Dr Shomali introduced the key aspects of Islam, as he did last year. Dr Shomali began his lecture focusing on the historical aspects of Islam tracing its origin back to the Prophet Ibrahim(a) and discussing the position of his sons Ismael(a) and Ishaq(a).
Students were particularly interested in the mention that the Bible makes in Genesis of the coming of a nation from the son of the Prophet Ibrahim(a) and Hagar; Ismael. The Bible mentions twelve rulers, or in some translations, princes, that would descend from the Prophet Ismael(a).
Following this introduction Dr Shomali discussed the condition of Arabia in general and Makkah in particular on the eve of the birth of Islam. The life of the Prophet Muhammad(s) was analysed before and after the beginning of revelation and how the Islamic community began first in Makkah and further developed in Medina.
This was followed by a discussion on the sources of Islam, foremost of which is the Qur’an. He explained that although the Qur’an is the same for all Muslims, there are diverse interpretations of it.
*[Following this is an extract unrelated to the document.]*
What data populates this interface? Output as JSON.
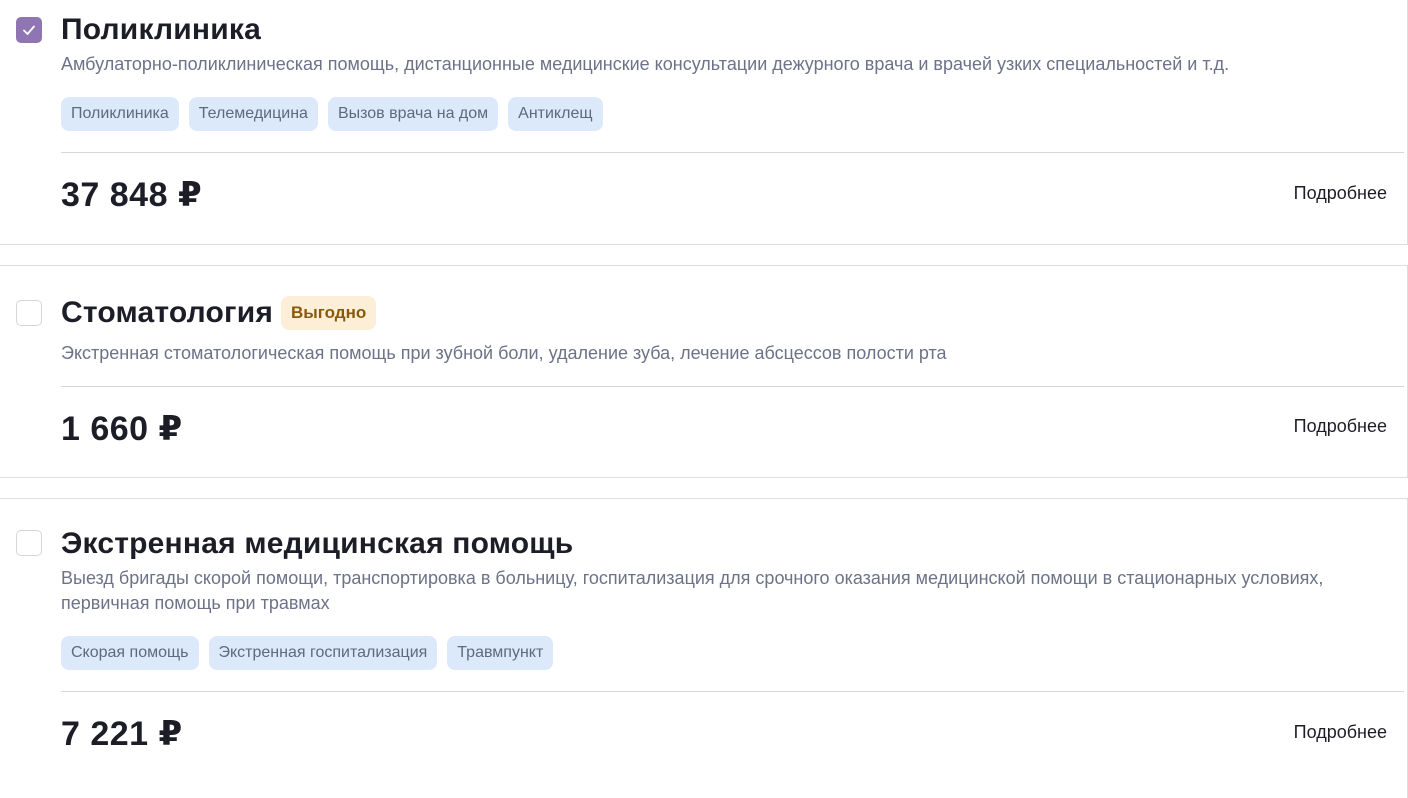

The sunna (traditions) of the Prophet and the Ahl ul Bayt(as) (the Prophet Household) provided another important topic of discussion.
The role of reason and the intellect within the sources of Islam were also analysed before moving on to the major doctrines of Islam such as Unity of God, Prophethood, Resurrection, the concept of Al-Mahdi and other practices such as prayer, fasting, alms-giving, Hajj and Jihad.
Dr Shomali introduced the students to the Islamic value system generating quite a few questions from a very attentive audience. Dr Shomali described this year’s teaching experience as very fruitful and positive.
Further discussions were also conducted with the organisers about a follow-up meeting to the one held last March in which 18 representatives of Shi‘a Islam from across the world met with Christian representatives in Geneva.